BridgeND | Wednesday, April 20, 2016
“The issue of wealth and income inequality is the great moral issue of our time, it is the great economic issue of our time and it is the great political issue of our time.” – Senator Bernie Sanders
While this semester BridgeND focused our entire Viewpoint column on the idea of income inequality, I would have to vehemently disagree with Senator Sanders. Income inequality is not the great issue of our time. So then, what is? Well, it’s not climate change or immigration or foreign policy or health care or any of the other issues we hear about in the news cycle or during presidential debates.
The greatest issue of our time is political apathy.

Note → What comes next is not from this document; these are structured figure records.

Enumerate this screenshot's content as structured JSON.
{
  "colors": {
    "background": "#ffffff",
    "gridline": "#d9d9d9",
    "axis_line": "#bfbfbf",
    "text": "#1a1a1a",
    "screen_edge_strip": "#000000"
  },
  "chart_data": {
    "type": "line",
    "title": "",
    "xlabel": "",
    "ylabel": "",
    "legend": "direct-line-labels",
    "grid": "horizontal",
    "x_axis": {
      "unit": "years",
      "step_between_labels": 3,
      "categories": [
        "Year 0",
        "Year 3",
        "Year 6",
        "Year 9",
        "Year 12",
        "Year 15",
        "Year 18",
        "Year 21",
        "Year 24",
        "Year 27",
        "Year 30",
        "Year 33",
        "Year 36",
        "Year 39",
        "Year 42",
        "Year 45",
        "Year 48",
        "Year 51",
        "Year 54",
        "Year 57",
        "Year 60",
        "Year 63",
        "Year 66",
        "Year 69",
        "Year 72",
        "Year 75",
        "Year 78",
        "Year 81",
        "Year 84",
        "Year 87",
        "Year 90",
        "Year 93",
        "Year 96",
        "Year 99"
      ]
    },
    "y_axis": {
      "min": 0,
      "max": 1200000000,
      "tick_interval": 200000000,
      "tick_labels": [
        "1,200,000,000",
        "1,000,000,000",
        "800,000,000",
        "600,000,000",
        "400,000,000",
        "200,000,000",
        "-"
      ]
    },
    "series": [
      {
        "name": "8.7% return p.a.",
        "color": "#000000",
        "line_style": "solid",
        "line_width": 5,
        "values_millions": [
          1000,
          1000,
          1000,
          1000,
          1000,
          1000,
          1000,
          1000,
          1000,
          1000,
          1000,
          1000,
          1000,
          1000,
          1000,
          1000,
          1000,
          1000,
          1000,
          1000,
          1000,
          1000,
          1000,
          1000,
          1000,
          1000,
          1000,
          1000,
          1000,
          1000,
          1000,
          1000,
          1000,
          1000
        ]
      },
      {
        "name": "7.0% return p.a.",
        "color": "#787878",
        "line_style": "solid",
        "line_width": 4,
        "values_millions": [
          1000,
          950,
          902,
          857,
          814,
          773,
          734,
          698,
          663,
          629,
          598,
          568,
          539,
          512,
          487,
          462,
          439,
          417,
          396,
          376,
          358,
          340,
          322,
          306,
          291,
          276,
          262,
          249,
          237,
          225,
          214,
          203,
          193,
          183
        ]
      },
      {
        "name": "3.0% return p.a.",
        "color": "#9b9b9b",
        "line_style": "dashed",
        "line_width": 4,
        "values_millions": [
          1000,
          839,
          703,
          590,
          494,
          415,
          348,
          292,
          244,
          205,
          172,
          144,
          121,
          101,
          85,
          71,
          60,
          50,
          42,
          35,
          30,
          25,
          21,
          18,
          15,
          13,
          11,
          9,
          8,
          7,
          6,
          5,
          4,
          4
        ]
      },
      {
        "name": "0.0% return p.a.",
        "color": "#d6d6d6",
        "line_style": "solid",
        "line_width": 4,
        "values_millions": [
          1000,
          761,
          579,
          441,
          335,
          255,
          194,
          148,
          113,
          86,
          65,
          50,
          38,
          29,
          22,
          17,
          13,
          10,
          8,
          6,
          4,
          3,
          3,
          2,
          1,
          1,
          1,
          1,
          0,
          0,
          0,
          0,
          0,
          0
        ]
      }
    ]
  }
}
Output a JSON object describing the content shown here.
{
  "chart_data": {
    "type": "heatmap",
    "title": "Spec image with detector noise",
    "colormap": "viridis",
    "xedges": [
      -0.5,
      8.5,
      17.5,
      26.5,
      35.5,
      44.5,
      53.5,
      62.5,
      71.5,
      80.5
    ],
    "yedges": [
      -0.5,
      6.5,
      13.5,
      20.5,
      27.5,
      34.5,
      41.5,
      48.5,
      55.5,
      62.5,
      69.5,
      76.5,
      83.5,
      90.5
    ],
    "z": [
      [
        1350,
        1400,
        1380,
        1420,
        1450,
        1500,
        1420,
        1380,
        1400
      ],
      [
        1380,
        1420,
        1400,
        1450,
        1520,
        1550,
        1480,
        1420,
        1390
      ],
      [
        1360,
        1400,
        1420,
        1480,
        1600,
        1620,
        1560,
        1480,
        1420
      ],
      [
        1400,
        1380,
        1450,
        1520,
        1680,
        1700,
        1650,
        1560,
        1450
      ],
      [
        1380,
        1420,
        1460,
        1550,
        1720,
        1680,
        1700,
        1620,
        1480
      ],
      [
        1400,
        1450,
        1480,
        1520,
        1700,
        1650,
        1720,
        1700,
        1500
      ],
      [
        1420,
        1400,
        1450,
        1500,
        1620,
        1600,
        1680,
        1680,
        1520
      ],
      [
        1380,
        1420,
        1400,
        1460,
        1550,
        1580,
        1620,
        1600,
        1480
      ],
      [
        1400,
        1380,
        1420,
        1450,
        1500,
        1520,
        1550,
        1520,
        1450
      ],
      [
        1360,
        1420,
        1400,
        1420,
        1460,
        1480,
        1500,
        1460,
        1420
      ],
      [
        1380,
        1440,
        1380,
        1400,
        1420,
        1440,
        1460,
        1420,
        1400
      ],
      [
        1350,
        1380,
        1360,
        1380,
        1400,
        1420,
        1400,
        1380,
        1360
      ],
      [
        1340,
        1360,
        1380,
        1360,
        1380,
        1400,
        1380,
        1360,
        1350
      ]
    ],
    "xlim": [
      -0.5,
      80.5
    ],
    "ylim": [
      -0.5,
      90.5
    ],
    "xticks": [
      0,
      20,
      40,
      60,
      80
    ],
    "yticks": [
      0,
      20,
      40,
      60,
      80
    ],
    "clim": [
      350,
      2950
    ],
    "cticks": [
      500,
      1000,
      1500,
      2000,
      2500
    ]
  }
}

Why? Because foreign policy and climate change and immigration and income inequality do not matter if no one is talking about them. The most fundamental consequence of representative democracy is that government is a function of its polity — the voice of our nation is, in fact, the voice of us, its citizens. It follows that the relative importance of issues like income inequality, foreign policy and climate change is necessarily contingent on their place in our national discourse. Thus, the extent to which we care enough about an issue to discuss it, to learn more about it, to write our representatives about it or to protest it is the extent to which it matters.

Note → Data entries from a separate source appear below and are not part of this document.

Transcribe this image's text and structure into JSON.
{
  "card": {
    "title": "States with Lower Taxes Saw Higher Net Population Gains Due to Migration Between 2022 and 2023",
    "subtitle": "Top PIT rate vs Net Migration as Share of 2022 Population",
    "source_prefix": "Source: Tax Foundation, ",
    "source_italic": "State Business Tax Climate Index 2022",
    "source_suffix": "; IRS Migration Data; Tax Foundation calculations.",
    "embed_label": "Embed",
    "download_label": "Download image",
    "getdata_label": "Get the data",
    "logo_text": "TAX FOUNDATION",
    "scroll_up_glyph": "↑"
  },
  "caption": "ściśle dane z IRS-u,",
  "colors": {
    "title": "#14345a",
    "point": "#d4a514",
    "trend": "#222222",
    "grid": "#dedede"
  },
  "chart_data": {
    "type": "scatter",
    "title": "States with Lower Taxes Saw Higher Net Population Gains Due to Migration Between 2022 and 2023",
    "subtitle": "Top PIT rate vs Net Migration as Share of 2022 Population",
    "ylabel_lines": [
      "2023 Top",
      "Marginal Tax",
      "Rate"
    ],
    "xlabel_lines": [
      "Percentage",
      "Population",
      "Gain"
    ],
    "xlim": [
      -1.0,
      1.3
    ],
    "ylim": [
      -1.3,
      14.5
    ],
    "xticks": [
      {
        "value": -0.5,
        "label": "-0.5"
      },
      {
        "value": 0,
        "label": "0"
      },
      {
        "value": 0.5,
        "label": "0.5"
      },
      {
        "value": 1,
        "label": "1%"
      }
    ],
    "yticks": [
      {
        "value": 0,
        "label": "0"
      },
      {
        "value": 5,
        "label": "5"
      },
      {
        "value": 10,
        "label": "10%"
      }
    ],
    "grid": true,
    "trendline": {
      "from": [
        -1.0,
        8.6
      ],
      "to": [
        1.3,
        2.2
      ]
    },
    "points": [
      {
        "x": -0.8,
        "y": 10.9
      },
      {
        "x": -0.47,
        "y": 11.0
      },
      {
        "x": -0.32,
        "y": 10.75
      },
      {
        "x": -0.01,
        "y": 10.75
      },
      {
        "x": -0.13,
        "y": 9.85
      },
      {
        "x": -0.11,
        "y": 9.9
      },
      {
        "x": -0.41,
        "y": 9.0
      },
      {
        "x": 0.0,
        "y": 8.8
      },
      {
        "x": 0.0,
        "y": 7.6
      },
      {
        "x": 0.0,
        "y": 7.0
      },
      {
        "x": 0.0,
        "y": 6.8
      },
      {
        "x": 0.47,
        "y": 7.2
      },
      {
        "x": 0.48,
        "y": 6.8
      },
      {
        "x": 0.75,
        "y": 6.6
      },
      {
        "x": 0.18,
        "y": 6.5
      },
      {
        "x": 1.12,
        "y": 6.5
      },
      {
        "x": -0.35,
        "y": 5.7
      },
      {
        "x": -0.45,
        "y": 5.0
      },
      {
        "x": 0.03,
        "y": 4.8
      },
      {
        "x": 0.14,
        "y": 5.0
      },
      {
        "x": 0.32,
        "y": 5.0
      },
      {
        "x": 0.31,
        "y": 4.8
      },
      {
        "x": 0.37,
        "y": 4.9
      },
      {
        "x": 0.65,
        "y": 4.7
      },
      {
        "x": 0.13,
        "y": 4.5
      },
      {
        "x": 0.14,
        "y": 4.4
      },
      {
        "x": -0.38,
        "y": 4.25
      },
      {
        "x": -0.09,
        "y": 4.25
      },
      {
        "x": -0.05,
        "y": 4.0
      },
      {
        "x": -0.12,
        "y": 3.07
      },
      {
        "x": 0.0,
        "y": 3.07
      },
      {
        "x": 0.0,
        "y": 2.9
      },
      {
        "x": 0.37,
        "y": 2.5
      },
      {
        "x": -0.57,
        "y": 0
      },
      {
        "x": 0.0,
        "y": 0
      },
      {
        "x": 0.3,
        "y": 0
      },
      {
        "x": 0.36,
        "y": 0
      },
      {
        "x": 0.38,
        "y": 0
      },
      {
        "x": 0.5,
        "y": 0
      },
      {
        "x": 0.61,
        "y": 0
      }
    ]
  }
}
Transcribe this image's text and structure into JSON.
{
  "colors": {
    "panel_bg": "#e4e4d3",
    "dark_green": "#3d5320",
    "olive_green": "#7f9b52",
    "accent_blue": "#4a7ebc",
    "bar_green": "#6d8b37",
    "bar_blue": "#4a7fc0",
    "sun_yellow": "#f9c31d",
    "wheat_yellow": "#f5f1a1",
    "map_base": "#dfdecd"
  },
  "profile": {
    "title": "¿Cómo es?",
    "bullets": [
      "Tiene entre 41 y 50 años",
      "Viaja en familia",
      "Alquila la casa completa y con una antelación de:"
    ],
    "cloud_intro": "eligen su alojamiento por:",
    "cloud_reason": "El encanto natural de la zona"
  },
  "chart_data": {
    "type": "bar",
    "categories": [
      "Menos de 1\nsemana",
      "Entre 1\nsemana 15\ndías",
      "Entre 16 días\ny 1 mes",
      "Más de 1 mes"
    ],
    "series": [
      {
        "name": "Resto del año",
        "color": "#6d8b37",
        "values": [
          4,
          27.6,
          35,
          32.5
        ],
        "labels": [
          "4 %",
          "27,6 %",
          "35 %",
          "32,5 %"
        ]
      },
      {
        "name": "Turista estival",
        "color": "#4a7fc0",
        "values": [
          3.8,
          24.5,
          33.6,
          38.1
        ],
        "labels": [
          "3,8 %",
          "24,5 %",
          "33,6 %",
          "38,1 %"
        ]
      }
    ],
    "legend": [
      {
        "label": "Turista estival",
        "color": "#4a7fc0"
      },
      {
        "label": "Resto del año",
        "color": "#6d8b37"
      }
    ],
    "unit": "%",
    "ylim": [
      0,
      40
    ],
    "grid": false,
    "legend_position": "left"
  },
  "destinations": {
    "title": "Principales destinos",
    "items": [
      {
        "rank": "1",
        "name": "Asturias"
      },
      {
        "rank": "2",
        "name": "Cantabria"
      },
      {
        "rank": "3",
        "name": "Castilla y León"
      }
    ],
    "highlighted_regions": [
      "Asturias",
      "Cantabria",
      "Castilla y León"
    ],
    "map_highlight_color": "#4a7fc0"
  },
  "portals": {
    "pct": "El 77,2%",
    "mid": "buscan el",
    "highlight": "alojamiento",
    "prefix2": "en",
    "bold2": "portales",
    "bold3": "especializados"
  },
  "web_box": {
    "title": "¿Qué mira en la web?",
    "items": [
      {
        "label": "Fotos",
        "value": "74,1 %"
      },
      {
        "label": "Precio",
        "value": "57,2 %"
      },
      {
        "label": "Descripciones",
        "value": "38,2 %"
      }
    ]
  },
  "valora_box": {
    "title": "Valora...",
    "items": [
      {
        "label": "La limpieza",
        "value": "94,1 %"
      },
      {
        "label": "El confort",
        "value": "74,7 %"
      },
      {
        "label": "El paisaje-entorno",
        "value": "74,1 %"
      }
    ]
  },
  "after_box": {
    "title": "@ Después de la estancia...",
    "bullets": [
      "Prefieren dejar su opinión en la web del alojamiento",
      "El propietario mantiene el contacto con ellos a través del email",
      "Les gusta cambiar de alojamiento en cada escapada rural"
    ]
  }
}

So how does this relate to BridgeND? The goal of BridgeND is to combat political apathy at its roots by providing a forum on campus in which students from across the ideological spectrum can come together in open and rigorous debate concerning the issues that matter to them. BridgeND is not about compromising on your beliefs or moderating them for the sake of political correctness. Rather, it is about being willing to express your beliefs — no matter how extreme left, right, center or other they may be — and being willing to engage in civil dialogue with those who disagree with you.
When BridgeND submitted Mimi Teixeira’s highly controversial column “Is income inequality that bad?” (Jan. 27) and people doubted BridgeND’s claim to political centrism, those people fundamentally misunderstood our core mission. At BridgeND, the question we ask ourselves is not, “How can we develop a solution that Democrats and Republicans can agree on?” but rather, “How can we start a conversation?” Our goal is to combat political apathy by initiating a dialogue about important political issues during our meetings, in The Observer and through various events. Creating these conversations is the necessary first step to solving the myriad of issues that face our nation today, issues for which our generation will be left responsible.

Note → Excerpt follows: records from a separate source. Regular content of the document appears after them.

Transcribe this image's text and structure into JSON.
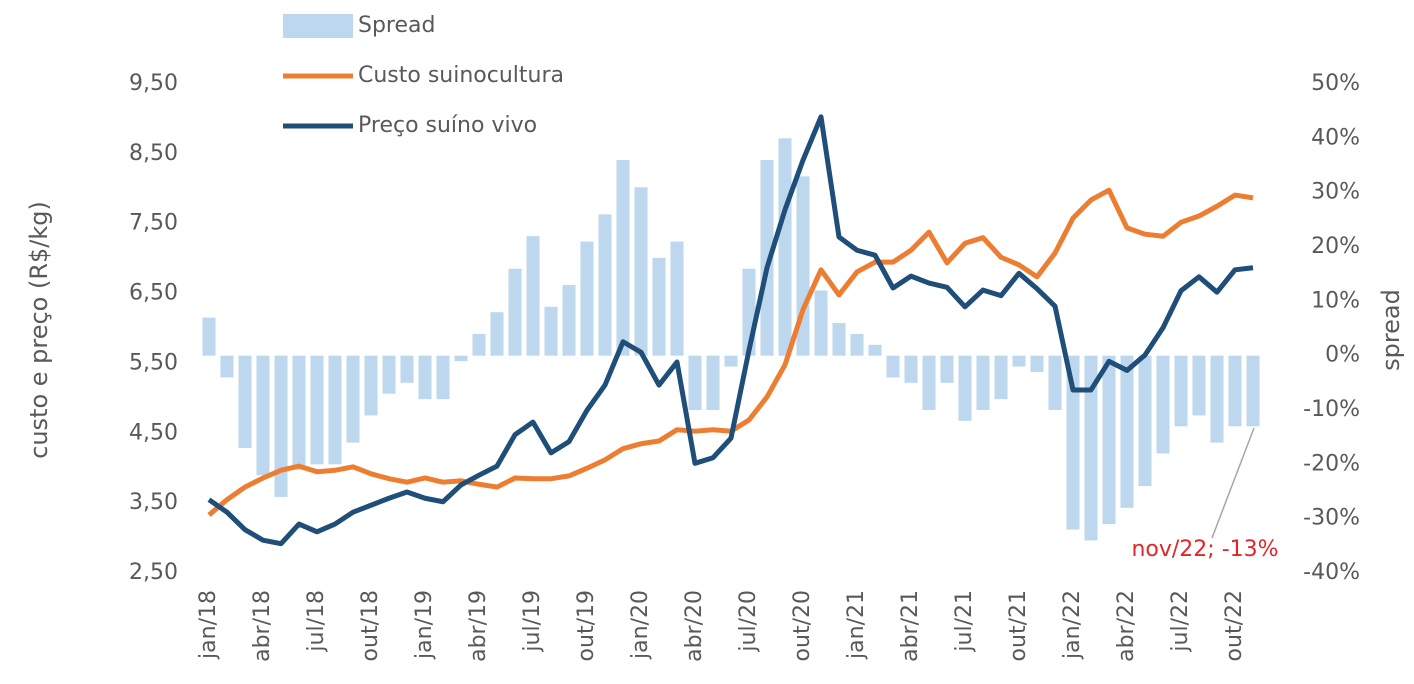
{
  "chart_data": {
    "type": "bar",
    "y_label": "custo e preço (R$/kg)",
    "y2_label": "spread",
    "annotation": "nov/22; -13%",
    "categories": [
      "jan/18",
      null,
      null,
      "abr/18",
      null,
      null,
      "jul/18",
      null,
      null,
      "out/18",
      null,
      null,
      "jan/19",
      null,
      null,
      "abr/19",
      null,
      null,
      "jul/19",
      null,
      null,
      "out/19",
      null,
      null,
      "jan/20",
      null,
      null,
      "abr/20",
      null,
      null,
      "jul/20",
      null,
      null,
      "out/20",
      null,
      null,
      "jan/21",
      null,
      null,
      "abr/21",
      null,
      null,
      "jul/21",
      null,
      null,
      "out/21",
      null,
      null,
      "jan/22",
      null,
      null,
      "abr/22",
      null,
      null,
      "jul/22",
      null,
      null,
      "out/22",
      null
    ],
    "series": [
      {
        "name": "Spread",
        "type": "bar",
        "axis": "y2",
        "color": "#bdd7ee",
        "values": [
          7,
          -4,
          -17,
          -22,
          -26,
          -21,
          -20,
          -20,
          -16,
          -11,
          -7,
          -5,
          -8,
          -8,
          -1,
          4,
          8,
          16,
          22,
          9,
          13,
          21,
          26,
          36,
          31,
          18,
          21,
          -10,
          -10,
          -2,
          16,
          36,
          40,
          33,
          12,
          6,
          4,
          2,
          -4,
          -5,
          -10,
          -5,
          -12,
          -10,
          -8,
          -2,
          -3,
          -10,
          -32,
          -34,
          -31,
          -28,
          -24,
          -18,
          -13,
          -11,
          -16,
          -13,
          -13
        ]
      },
      {
        "name": "Custo suinocultura",
        "type": "line",
        "color": "#ed7d31",
        "values": [
          3.33,
          3.55,
          3.73,
          3.86,
          3.97,
          4.03,
          3.95,
          3.97,
          4.02,
          3.92,
          3.85,
          3.8,
          3.86,
          3.8,
          3.82,
          3.77,
          3.73,
          3.86,
          3.85,
          3.85,
          3.89,
          4.0,
          4.12,
          4.28,
          4.35,
          4.39,
          4.55,
          4.53,
          4.55,
          4.53,
          4.69,
          5.02,
          5.48,
          6.27,
          6.84,
          6.48,
          6.81,
          6.95,
          6.95,
          7.12,
          7.38,
          6.94,
          7.22,
          7.3,
          7.02,
          6.91,
          6.74,
          7.08,
          7.58,
          7.84,
          7.98,
          7.44,
          7.35,
          7.32,
          7.52,
          7.61,
          7.75,
          7.91,
          7.87
        ]
      },
      {
        "name": "Preço suíno vivo",
        "type": "line",
        "color": "#1f4e79",
        "values": [
          3.55,
          3.37,
          3.12,
          2.97,
          2.92,
          3.2,
          3.09,
          3.2,
          3.37,
          3.47,
          3.57,
          3.66,
          3.57,
          3.52,
          3.76,
          3.9,
          4.03,
          4.48,
          4.66,
          4.22,
          4.38,
          4.83,
          5.19,
          5.81,
          5.66,
          5.19,
          5.52,
          4.07,
          4.15,
          4.43,
          5.69,
          6.87,
          7.7,
          8.41,
          9.03,
          7.31,
          7.12,
          7.05,
          6.58,
          6.75,
          6.65,
          6.59,
          6.31,
          6.55,
          6.47,
          6.79,
          6.57,
          6.32,
          5.12,
          5.12,
          5.53,
          5.4,
          5.62,
          6.01,
          6.54,
          6.74,
          6.52,
          6.84,
          6.87
        ]
      }
    ],
    "ylim": [
      2.5,
      9.5
    ],
    "yticks": [
      {
        "value": 2.5,
        "label": "2,50"
      },
      {
        "value": 3.5,
        "label": "3,50"
      },
      {
        "value": 4.5,
        "label": "4,50"
      },
      {
        "value": 5.5,
        "label": "5,50"
      },
      {
        "value": 6.5,
        "label": "6,50"
      },
      {
        "value": 7.5,
        "label": "7,50"
      },
      {
        "value": 8.5,
        "label": "8,50"
      },
      {
        "value": 9.5,
        "label": "9,50"
      }
    ],
    "y2lim": [
      -40,
      50
    ],
    "y2ticks": [
      {
        "value": -40,
        "label": "-40%"
      },
      {
        "value": -30,
        "label": "-30%"
      },
      {
        "value": -20,
        "label": "-20%"
      },
      {
        "value": -10,
        "label": "-10%"
      },
      {
        "value": 0,
        "label": "0%"
      },
      {
        "value": 10,
        "label": "10%"
      },
      {
        "value": 20,
        "label": "20%"
      },
      {
        "value": 30,
        "label": "30%"
      },
      {
        "value": 40,
        "label": "40%"
      },
      {
        "value": 50,
        "label": "50%"
      }
    ],
    "grid": false
  }
}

So why am I telling you all of this now as we prepare for finals and summer vacation? The truth is that this column, at its core, is about starting a conversation — a conversation that cannot end here. Political apathy is the greatest moral, social and political issue of our time and it is imperative that we, the students of Notre Dame, do our part to combat it. Issues like income inequality and climate change and immigration are too important to our futures for us to ignore. And we, as students blessed with such an unparalleled spiritual and intellectual community here at Notre Dame, are in too important of a position in our lives to ignore them.
Thus, my challenge to you, the students of Notre Dame, is to carry on the conversation into your dorms, through the dining halls and beyond this beautiful campus as we disperse all over the globe come May. We are all called to this task no matter our major, religion or political affiliation, and it is our duty to our country to respond in kind.